While driving less, using energy-efficient appliances, and buying fewer Apple gadgets are all worthwhile ways we can each reduce our own carbon footprint, sadly, these individual actions alone are not enough to save the planet. Consider that just 90 corporations--most of them oil companies like ExxonMobil, BP, and Chevron–are responsible for nearly two-thirds of CO2 emissions since the Industrial Revolution, according to researchers in the journal Climatic Change.
In other words, even if we all gave up our cars tomorrow, the overall effect on global CO2 emissions would be negligible. The world’s billionaire financial elite and the corporate state have despoiled the planet–not you and me.
“The danger of green consumerism,” writes Clive Hamilton in his sobering book, Requiem For a Species: Why We Resist the Truth About Climate Change, “is that it transfers responsibility from the corporations mostly accountable for the pollution, and the governments that should be restraining them, onto the shoulders of private consumers.”
This is why any serious effort to curb the worst effects of climate change must understand the climate crisis as an inevitable result of capitalism–a system that is fundamentally at odds with sustaining life on Earth.
“The winter seemed reluctant to let go its bite,” writes John Steinbeck in East of Eden. “It hung on cold and wet and windy long after its time.”
As they say, everybody complains about the weather, but nobody is doing anything about it. Let’s start doing something about it–before we find ourselves in the midst of the real life “Snowpocalypse.”
1 Comments
Michael Anthony
people are doing stuff about it adam! maybe you could report on more radical aspects of the environmental movement, and think outside of the US, rather than dismiss everything. i respect your criticisms of the movement, but you really havent looked for alternatives it seems. they are there.
mary mason is serving the rest of her 20 some years in jail along with many others folks will probably never hear of, who are bringing the war home. the green scare is a thing, it would seem silly for the government to wage a war on environmental terrorism, if folks werent doing anything to help the environment.
deep green resistance, earth first, earth liberation front
deep ecologists and green syndicalists like judi bari
im working with anarcho syndicalists to develop an international intersectional platform based on judi baris work, and have hope that we can help reinvigorate the labor movement, and bring back popular support by introducing a radical revolutionary undertow within the movement, agitating existing unions, workers centers, and new forming solidarity networks(direct action fronts for labor).
judi was one of the first to point out that because its not consumption thats the problem and thus consumers who need to be organized to either recycle minimize waste or channel their consumption in “greener” ways. its not even the factories, or refineries, and its not the corporate headquarters. its the front line exploitation of the environment, the trucks, the drills, the seismic testers, where it all begins, a relatively small number of workers have all the power to shut down the entire industrial economy, and so thats is there we need to prioritize our organizing if we want to stop climate change.

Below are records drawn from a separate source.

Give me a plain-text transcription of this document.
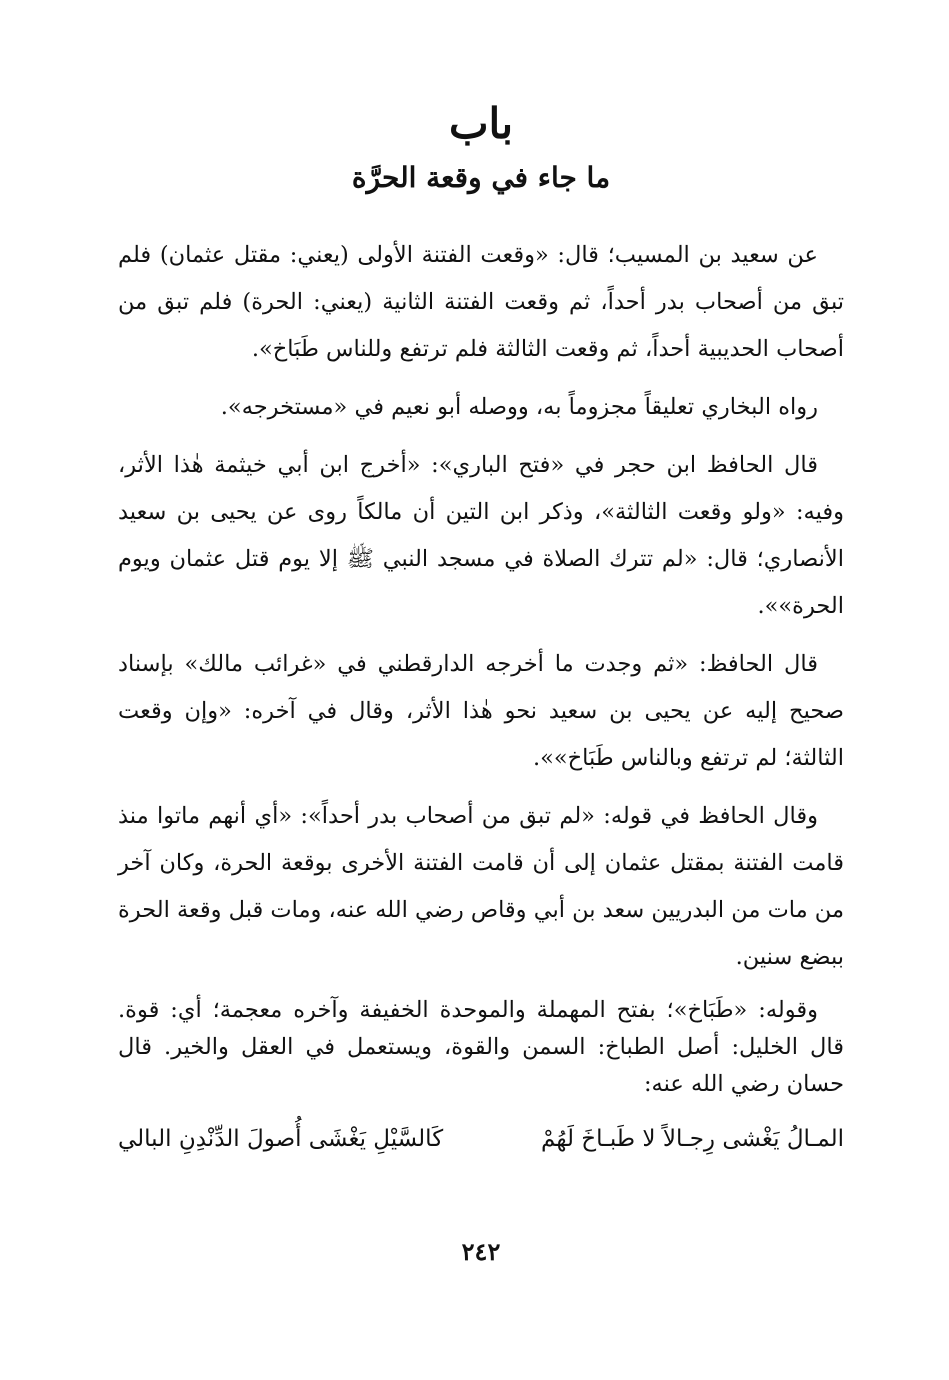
باب
ما جاء في وقعة الحرَّة

عن سعيد بن المسيب؛ قال: «وقعت الفتنة الأولى (يعني: مقتل عثمان) فلم تبق من أصحاب بدر أحداً، ثم وقعت الفتنة الثانية (يعني: الحرة) فلم تبق من أصحاب الحديبية أحداً، ثم وقعت الثالثة فلم ترتفع وللناس طَبَاخ».

رواه البخاري تعليقاً مجزوماً به، ووصله أبو نعيم في «مستخرجه».

قال الحافظ ابن حجر في «فتح الباري»: «أخرج ابن أبي خيثمة هٰذا الأثر، وفيه: «ولو وقعت الثالثة»، وذكر ابن التين أن مالكاً روى عن يحيى بن سعيد الأنصاري؛ قال: «لم تترك الصلاة في مسجد النبي ﷺ إلا يوم قتل عثمان ويوم الحرة»».

قال الحافظ: «ثم وجدت ما أخرجه الدارقطني في «غرائب مالك» بإسناد صحيح إليه عن يحيى بن سعيد نحو هٰذا الأثر، وقال في آخره: «وإن وقعت الثالثة؛ لم ترتفع وبالناس طَبَاخ»».

وقال الحافظ في قوله: «لم تبق من أصحاب بدر أحداً»: «أي أنهم ماتوا منذ قامت الفتنة بمقتل عثمان إلى أن قامت الفتنة الأخرى بوقعة الحرة، وكان آخر من مات من البدريين سعد بن أبي وقاص رضي الله عنه، ومات قبل وقعة الحرة ببضع سنين.

وقوله: «طَبَاخ»؛ بفتح المهملة والموحدة الخفيفة وآخره معجمة؛ أي: قوة. قال الخليل: أصل الطباخ: السمن والقوة، ويستعمل في العقل والخير. قال حسان رضي الله عنه:

المـالُ يَغْشى رِجـالاً لا طَبـاخَ لَهُمْ
كَالسَّيْلِ يَغْشَى أُصولَ الدِّنْدِنِ البالي
٢٤٢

workers have been at the forefront of all environmental issues, changing factory processes that were harmful to them and surrounding communities. and in turn reducing pollution and emmissions.

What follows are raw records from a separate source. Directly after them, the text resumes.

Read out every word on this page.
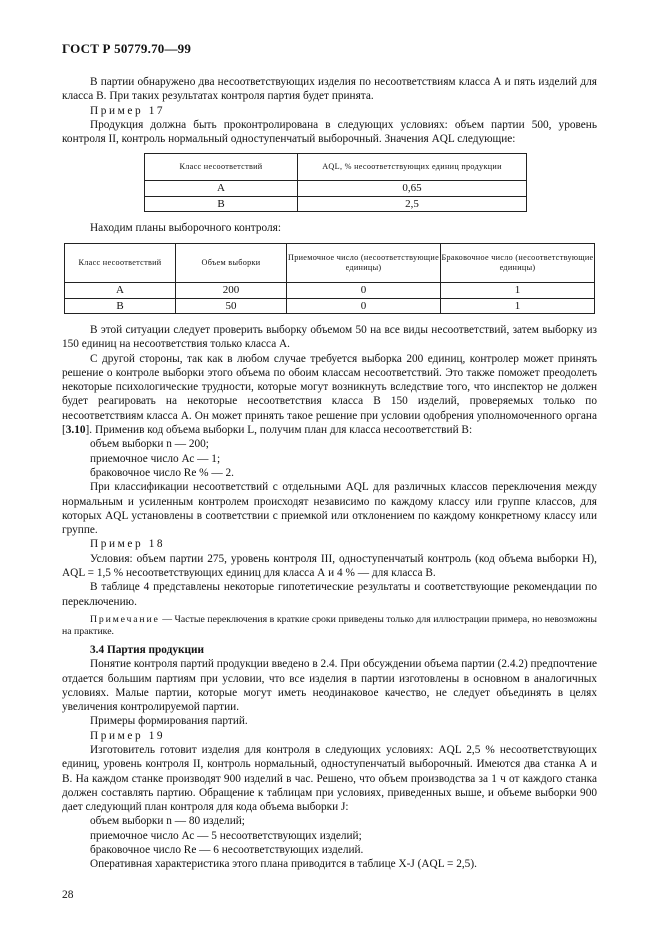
ГОСТ Р 50779.70—99

В партии обнаружено два несоответствующих изделия по несоответствиям класса А и пять изделий для класса В. При таких результатах контроля партия будет принята.

Пример 17

Продукция должна быть проконтролирована в следующих условиях: объем партии 500, уровень контроля II, контроль нормальный одноступенчатый выборочный. Значения AQL следующие:

Класс несоответствий	AQL, % несоответствующих единиц продукции
А	0,65
В	2,5

Находим планы выборочного контроля:

Класс несоответствий	Объем выборки	Приемочное число (несоответствующие единицы)	Браковочное число (несоответствующие единицы)
А	200	0	1
В	50	0	1

В этой ситуации следует проверить выборку объемом 50 на все виды несоответствий, затем выборку из 150 единиц на несоответствия только класса А.

С другой стороны, так как в любом случае требуется выборка 200 единиц, контролер может принять решение о контроле выборки этого объема по обоим классам несоответствий. Это также поможет преодолеть некоторые психологические трудности, которые могут возникнуть вследствие того, что инспектор не должен будет реагировать на некоторые несоответствия класса В 150 изделий, проверяемых только по несоответствиям класса А. Он может принять такое решение при условии одобрения уполномоченного органа [3.10]. Применив код объема выборки L, получим план для класса несоответствий В:

объем выборки n — 200;

приемочное число Ас — 1;

браковочное число Re % — 2.

При классификации несоответствий с отдельными AQL для различных классов переключения между нормальным и усиленным контролем происходят независимо по каждому классу или группе классов, для которых AQL установлены в соответствии с приемкой или отклонением по каждому конкретному классу или группе.

Пример 18

Условия: объем партии 275, уровень контроля III, одноступенчатый контроль (код объема выборки Н), AQL = 1,5 % несоответствующих единиц для класса А и 4 % — для класса В.

В таблице 4 представлены некоторые гипотетические результаты и соответствующие рекомендации по переключению.

Примечание — Частые переключения в краткие сроки приведены только для иллюстрации примера, но невозможны на практике.

3.4 Партия продукции

Понятие контроля партий продукции введено в 2.4. При обсуждении объема партии (2.4.2) предпочтение отдается большим партиям при условии, что все изделия в партии изготовлены в основном в аналогичных условиях. Малые партии, которые могут иметь неодинаковое качество, не следует объединять в целях увеличения контролируемой партии.

Примеры формирования партий.

Пример 19

Изготовитель готовит изделия для контроля в следующих условиях: AQL 2,5 % несоответствующих единиц, уровень контроля II, контроль нормальный, одноступенчатый выборочный. Имеются два станка А и В. На каждом станке производят 900 изделий в час. Решено, что объем производства за 1 ч от каждого станка должен составлять партию. Обращение к таблицам при условиях, приведенных выше, и объеме выборки 900 дает следующий план контроля для кода объема выборки J:

объем выборки n — 80 изделий;

приемочное число Ас — 5 несоответствующих изделий;

браковочное число Re — 6 несоответствующих изделий.

Оперативная характеристика этого плана приводится в таблице X-J (AQL = 2,5).

28
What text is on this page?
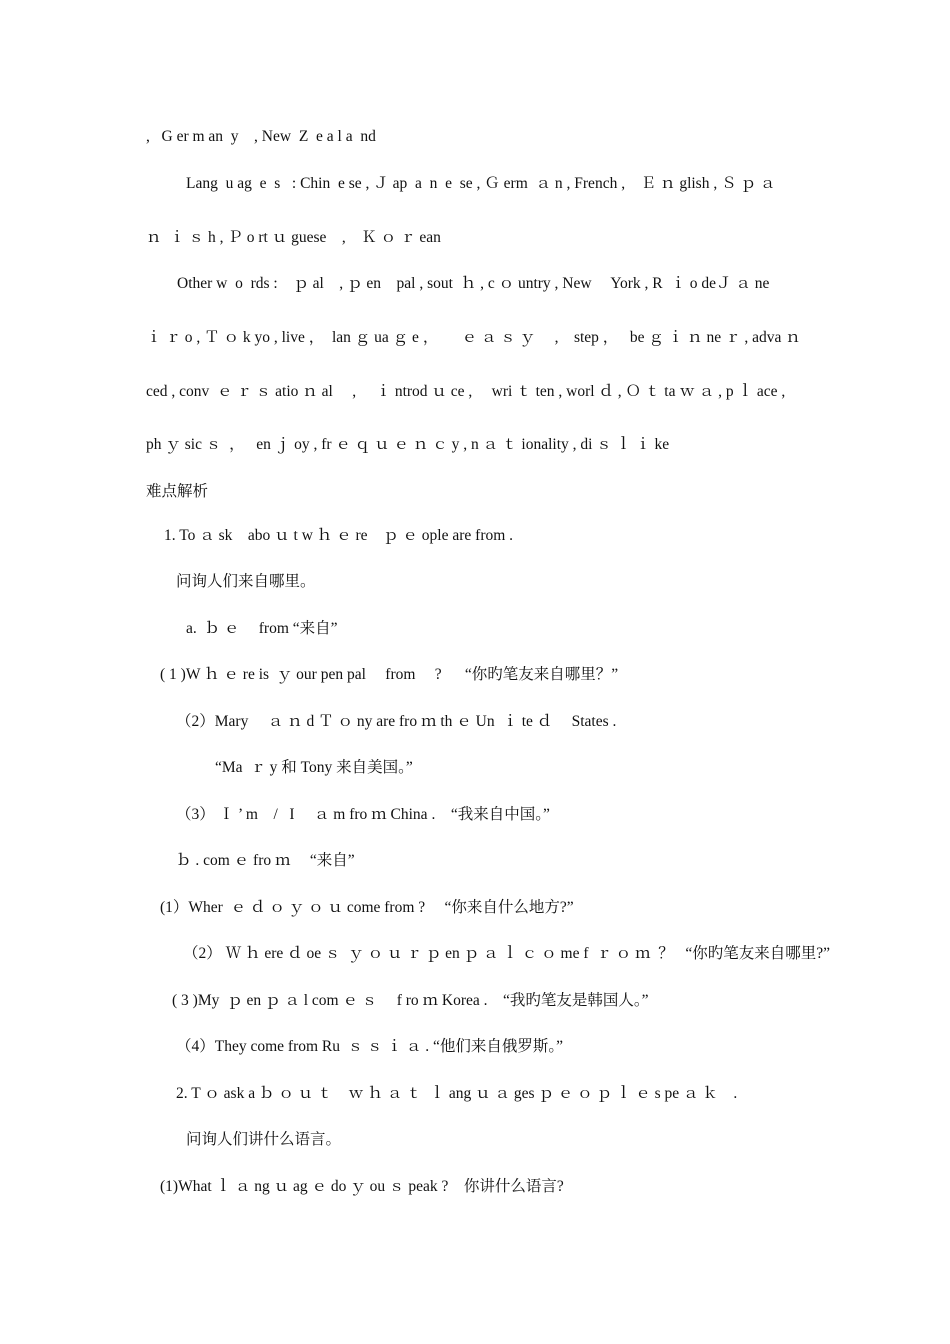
,   G er m an  y    , New  Z  e a l a  nd
Lang  u ag  e  s   : Chin  e se , Ｊ ap  a  n  e  se , Ｇ erm  ａ n , French ,    Ｅ ｎ glish , Ｓ ｐ ａ
ｎ  ｉ ｓ h , Ｐ o rt ｕ guese    ,    Ｋ ｏ ｒ ean
Other w  o  rds :    ｐ al    , ｐ en    pal , sout  ｈ , c ｏ untry , New     York , R  ｉ o deＪ ａ ne
ｉ ｒ o , Ｔ ｏ k yo , live ，  lan ｇ ua ｇ e ，      ｅ ａ ｓ ｙ     ,    step ，   be ｇ ｉ ｎ ne ｒ , adva ｎ
ced , conv  ｅ ｒ ｓ atio ｎ al     ,     ｉ ntrod ｕ ce ,     wri ｔ ten , worl ｄ , Ｏ ｔ ta ｗ ａ , p ｌ ace ,
ph ｙ sic ｓ  ，   en ｊ oy , fr ｅ ｑ ｕ ｅ ｎ ｃ y , n ａ ｔ ionality , di ｓ ｌ ｉ ke
难点解析
1. To ａ sk    abo ｕ t w ｈ ｅ re    ｐ ｅ ople are from .
问询人们来自哪里。
a.  ｂ ｅ     from “来自”
( 1 )W ｈ ｅ re is  ｙ our pen pal     from     ?      “你旳笔友来自哪里？”
（2）Mary     ａ ｎ d Ｔ ｏ ny are fro ｍ th ｅ Un  ｉ te ｄ     States .
“Ma  ｒ y 和 Tony 来自美国。”
（3） Ｉ ’ m    /   I     ａ m fro ｍ China .    “我来自中国。”
ｂ . com ｅ fro ｍ     “来自”
(1）Wher  ｅ ｄ ｏ ｙ ｏ ｕ come from ?     “你来自什么地方?”
（2） Ｗ ｈ ere ｄ oe ｓ  ｙ ｏ ｕ ｒ ｐ en ｐ ａ ｌ ｃ ｏ me f  ｒ ｏ ｍ  ？   “你旳笔友来自哪里?”
( 3 )My  ｐ en ｐ ａ l com ｅ ｓ     f ro ｍ Korea .    “我旳笔友是韩国人。”
（4）They come from Ru  ｓ ｓ ｉ ａ . “他们来自俄罗斯。”
2. T ｏ ask a ｂ ｏ ｕ ｔ    ｗ ｈ ａ ｔ  ｌ ang ｕ ａ ges ｐ ｅ ｏ ｐ ｌ ｅ s pe ａ ｋ    .
问询人们讲什么语言。
(1)What ｌ ａ ng ｕ ag ｅ do ｙ ou ｓ peak ?    你讲什么语言?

todays unions have become defensive and conservative reactionary and pittiful. but this is at least in part due to their traditional workerist aproach to labor organizing, and relative privelege compared to the rest of the struggling working class. they are almost completely irrelivant to the world outside of their union shops. pretty soon there wont be an outside world, unless labor brings its economic teeth to the fight.